Limanlar, sigara, şeker fabrikaları yok pahasına elden çıkarıldı. Adını Mustafa Kemal Atatürk’ün koyduğu “Samsun” sigarası bile tarih oldu. Nostalji oldu.
İmalatçılar, satıcılar şeker bulamıyor şimdi…
Bir zamanlar bu ülkede Maltepe, Bafra, 2000, gelincik, Birinci, İkinci, Tekel, Kulüp, Bitlis sigaraları vardı. Kendi ürünümüzdü.
Şimdi bunların yerini Marlboro, Philip Morris, Basic, L&M, Chesterfield, F6, Parllement, Camel gibi sigaralar aldı.
Para Babalarına, yabancılara köprüler, hava limanları, alt geçitler, üst geçitler, hastaneler yaptırdılar. Millet aç, perişanken yaptırmaya da devam ediyorlar. Onlara yolcu, hasta garantisi veriyorlar.
Yolcu, hasta sayısı tutmadığı zaman, eksiği devlet kapatıyor. Hem de dolar üzerinden…
Elbette bu garanti parasını vatandaşın ödediği vergilerden tamamlıyor.

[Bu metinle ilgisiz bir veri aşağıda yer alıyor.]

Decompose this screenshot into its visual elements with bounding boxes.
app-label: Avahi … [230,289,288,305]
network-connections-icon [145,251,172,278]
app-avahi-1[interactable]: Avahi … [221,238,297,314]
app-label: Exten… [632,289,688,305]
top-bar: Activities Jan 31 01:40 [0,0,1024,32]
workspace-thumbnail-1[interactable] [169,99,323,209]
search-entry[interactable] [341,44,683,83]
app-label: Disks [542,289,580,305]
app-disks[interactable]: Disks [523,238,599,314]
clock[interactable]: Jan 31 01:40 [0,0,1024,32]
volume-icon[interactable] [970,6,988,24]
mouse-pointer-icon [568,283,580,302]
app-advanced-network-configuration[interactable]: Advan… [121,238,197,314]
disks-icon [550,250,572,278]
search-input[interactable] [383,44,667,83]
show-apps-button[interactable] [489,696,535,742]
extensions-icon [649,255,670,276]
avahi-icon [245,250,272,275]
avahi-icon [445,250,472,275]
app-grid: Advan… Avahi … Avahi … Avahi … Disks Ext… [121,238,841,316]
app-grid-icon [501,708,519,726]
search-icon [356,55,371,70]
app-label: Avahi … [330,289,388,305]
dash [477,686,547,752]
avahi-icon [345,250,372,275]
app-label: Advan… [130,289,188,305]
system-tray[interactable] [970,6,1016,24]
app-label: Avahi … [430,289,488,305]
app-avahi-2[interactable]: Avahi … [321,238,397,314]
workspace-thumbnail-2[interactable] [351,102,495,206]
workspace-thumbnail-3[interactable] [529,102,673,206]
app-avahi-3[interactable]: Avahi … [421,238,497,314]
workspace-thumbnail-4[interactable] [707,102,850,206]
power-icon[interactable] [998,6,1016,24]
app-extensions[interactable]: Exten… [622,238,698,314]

248 bin nüfuslu Kütahya’ya Zafer Havalimanı adlı bir havalimanı yaptılar. Türkiye’nin dördüncü büyük havalimanı ve müteahhidine ilk 8 ay için 878 bin, 488 yolcu garantisi verdiler. Ama limanı sadece 5 bin 725 kişi kullandı. Geri kalanını biz ödedik. Peki, ne kadar ödedik?
Tamı tamamına, 4 milyon 650 bin avro.
“Yapmayın, etmeyin, işletmeleri, kuruluşları satmayın, üretimi bitirmeyin, sevgili vatanımızı dışarıya bağımlı kılmayın” dedik…
“Yaparız, ederiz, kâr edeni de zarar edeni de babalar gibi satarız” dediler.
Bu günlere geldik…
Halk perişan, ülke perişan, iktidar perişan şimdi… Şeker bulamıyoruz. Yakında her çeşit kuyruk başlayacak…
Gıda maddelerinin, malların fiyatları füze gibi fırlıyor. Doların önünü kesemiyorlar.
Bir de kendilerini ‘ekonomist’ ilan ediyorlar…
Onlar bugüne değin hiçbir zaman suçlarını kabullenmediler zaten.
Hiçbir zaman “Şunu yanlış yaptık” demediler. Hep suçu başkalarının üzerine attılar. Kendilerini halka hep “Sütten çıkmış ak kaşık” olarak tanıttılar.
Durmadan Osmanlıyı savundular, Cumhuriyeti ve onu kuranları aşağıladılar. Atatürk’e ve İnönü’ye iki ayyaş dediler.
FETO ile birlik olup, ordunun şerefli komutanlarını hapse attılar. Orduya savaş açtılar. Sonra da özür dilediler.
17 -25 Aralık olaylarında ayakkabı kutularından paralar çıktı. Ses kayıtları yayınlandı. Rüşvetler alındı, rüşvetler verildi. Bunları da kabullenmediler.
Sadece dört bakanı istifa ettirdiler. Olay kapandı…
Yani işin özeti:
Bu millet, bu halk şimdiye dek böyle yoksulluk görmedi… Aydınlar, yargı mensupları, eğitim kurumları, yazarlar – çizerler, sanatçılar şimdiye dek böyle baskı, böyle zulüm görmedi.
Ama şu da bir gerçek ki ünlü liderler, güçlü sanılan iktidarlar hep böyle ünlü krizlerin ardından yok olup gittiler…
Böyle iflah olmaz krizler, iflah olmaz politikacıları, yöneticileri silip süpürdü. Tarihin çöplüğüne attı.
Bunlar da gidecek…
Her şeyin bir bedeli vardır…
Suçlar ve suçlular cezasız kalmazlar. Bunlar da kalmayacaktır.